Be wary when amending standard form payment provisions for modular construction
Modular construction is on the rise, particularly in the hotel sector. But a recent case highlights the dangers when amending standard form contracts to suit this form of construction, or any project where payment is based on milestones and sign-offs.
The case, Bennett (Construction) Ltd vs CIMC MBS Ltd (formerly Verbus Systems Ltd), concerned construction of a hotel in Woolwich. Bennett was main contractor; Verbus, its subcontractor, was to design, supply and install 78 modular bedroom units to be made in China then shipped to Southampton and fitted out prior to delivery.
The parties used a JCT contract but replaced the standard interim payment terms with "milestone" payments. These required payment of a percentage of the contract sum on sign-off of a particular stage of the works.
Verbus produced an initial prototype bedroom unit in China. Despite Bennett saying it was not acceptable, Verbus went on to produce all 78 units. Before the units had even left the factory, Bennett said there were defects in them. Verbus disagreed and said they could all be signed off. No sign-offs took place.
But that was not the end of the matter. What about payment for the prototype and the 78 units produced?
Bennett said no further payment was due as sign-off had not been achieved. Verbus sought to sidestep that argument. It said the milestones did not comply with the Construction Act, as they did not amount to an adequate payment mechanism. So the interim payment terms of the Scheme for Construction Contracts Regulations (the Scheme) were implied into the contract, entitling it to payment based on the value of the works carried out.
Verbus then commenced proceedings in the Technology and Construction Court. It sought a declaration as to whether the milestones complied with the Construction Act, and if not, if the Scheme terms applied.
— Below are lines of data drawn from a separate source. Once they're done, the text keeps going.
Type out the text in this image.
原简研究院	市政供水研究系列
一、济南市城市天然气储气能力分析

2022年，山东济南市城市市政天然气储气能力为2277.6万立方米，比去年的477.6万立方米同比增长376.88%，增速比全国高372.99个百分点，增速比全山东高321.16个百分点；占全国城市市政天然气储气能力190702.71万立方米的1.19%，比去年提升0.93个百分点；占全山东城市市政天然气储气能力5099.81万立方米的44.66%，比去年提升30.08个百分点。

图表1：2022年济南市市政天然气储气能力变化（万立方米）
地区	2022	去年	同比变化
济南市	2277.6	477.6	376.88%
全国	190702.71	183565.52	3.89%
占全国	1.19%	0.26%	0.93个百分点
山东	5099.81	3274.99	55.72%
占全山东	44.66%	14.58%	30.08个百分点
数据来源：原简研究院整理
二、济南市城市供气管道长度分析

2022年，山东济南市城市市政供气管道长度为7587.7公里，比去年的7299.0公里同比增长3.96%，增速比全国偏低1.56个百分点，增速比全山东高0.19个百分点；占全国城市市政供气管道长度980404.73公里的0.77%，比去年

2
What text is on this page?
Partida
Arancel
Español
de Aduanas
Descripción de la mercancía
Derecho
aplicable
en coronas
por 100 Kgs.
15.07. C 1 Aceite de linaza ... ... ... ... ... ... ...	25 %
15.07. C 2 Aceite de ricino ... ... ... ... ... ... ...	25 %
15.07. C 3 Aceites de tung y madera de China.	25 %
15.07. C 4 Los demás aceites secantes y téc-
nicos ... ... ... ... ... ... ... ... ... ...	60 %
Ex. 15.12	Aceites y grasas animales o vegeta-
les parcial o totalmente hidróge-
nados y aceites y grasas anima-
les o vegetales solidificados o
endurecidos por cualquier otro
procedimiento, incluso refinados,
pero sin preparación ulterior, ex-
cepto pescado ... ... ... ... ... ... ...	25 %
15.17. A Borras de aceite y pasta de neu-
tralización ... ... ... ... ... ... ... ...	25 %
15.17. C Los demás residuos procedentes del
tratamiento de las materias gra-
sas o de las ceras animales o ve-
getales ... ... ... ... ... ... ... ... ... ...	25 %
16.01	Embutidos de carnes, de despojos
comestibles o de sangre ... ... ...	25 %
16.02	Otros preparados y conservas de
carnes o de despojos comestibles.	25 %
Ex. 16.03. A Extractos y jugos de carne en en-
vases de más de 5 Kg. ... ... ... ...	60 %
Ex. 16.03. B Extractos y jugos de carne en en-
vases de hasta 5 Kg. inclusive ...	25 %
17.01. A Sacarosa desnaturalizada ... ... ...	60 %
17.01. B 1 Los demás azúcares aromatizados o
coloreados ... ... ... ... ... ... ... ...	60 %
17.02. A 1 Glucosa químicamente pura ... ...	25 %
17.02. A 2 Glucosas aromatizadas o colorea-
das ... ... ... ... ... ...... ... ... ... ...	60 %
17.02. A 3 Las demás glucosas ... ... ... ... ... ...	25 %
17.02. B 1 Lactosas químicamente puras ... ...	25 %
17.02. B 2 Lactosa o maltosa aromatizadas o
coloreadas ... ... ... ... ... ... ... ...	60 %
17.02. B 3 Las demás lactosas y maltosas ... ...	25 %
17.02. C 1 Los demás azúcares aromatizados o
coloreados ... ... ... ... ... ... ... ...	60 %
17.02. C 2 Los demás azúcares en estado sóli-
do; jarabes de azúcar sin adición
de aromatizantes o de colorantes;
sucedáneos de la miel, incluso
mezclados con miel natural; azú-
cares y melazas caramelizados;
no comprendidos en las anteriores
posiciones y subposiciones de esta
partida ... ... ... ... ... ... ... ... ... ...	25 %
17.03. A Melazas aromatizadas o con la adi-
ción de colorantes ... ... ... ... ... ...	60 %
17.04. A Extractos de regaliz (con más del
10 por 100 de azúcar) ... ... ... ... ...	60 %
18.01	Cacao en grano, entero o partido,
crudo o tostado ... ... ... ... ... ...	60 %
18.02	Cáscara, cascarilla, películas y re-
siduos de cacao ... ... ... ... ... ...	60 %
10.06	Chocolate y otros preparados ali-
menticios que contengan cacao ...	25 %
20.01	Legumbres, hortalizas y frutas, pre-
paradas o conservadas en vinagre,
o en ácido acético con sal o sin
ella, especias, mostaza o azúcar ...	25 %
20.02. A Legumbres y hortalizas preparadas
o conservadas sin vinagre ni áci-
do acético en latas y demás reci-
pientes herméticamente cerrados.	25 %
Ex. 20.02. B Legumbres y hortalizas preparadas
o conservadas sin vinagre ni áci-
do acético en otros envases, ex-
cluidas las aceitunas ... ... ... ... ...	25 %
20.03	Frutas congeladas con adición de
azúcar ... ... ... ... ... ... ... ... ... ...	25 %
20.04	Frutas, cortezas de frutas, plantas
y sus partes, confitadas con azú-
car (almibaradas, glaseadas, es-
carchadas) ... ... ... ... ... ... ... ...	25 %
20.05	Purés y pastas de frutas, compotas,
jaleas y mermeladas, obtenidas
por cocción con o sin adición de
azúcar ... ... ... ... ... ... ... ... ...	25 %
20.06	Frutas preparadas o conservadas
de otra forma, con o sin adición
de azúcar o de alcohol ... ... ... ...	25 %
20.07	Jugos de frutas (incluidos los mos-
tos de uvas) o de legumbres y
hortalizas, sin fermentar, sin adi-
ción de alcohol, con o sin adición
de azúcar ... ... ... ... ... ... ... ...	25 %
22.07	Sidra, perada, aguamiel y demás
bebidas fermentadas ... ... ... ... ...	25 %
This time Verbus won. The judge found two of the milestones did not comply with the Construction Act, largely because there was no indication of when sign-off was required to take place, and the terms envisaged a physical sign-off. Bennett could avoid payment simply by not signing off the units.
The Court of Appeal reached a different view to the first-instance judge. It found the reference to sign-off did not require physical sign-off. Instead, it found the parties had agreed Verbus would get paid when the units had been completed to the relevant milestone. The milestones thus provided an adequate payment mechanism, and the Scheme terms did not apply. Bennett won.
The Court of Appeal could have stopped there. However, it added that it recognised the "wider importance" of how the Scheme is implied into a contract lacking an adequate payment mechanism for interim payments. So it went on to consider that issue. Would all the interim payment terms of the Scheme be implied, or only some?
The court said there were no relevant judgments on which Scheme terms applied and the Scheme itself was badly drafted. It found that where a contract does not contain an adequate payment mechanism in relation to the amount or due dates for interim payment, then the Scheme is implied only to the extent necessary. Here only paragraph 7 of the Scheme was relevant to interim payment due dates, and so only that paragraph would have been implied into the contract.
Paragraph 7 provides for a due date for payment of not later than seven days from completion of the works to which the payment relates (here, such as completion of the units in accordance with the contract), or the making of the claim for payment.
This is welcome clarification. However, the Court of Appeal was not required to determine this issue as it had already found that the Scheme was not implied into the contract. That means its comments on how the Scheme is implied are not strictly binding on other courts, although highly persuasive. It remains to be seen whether a party will try and run an alternative argument.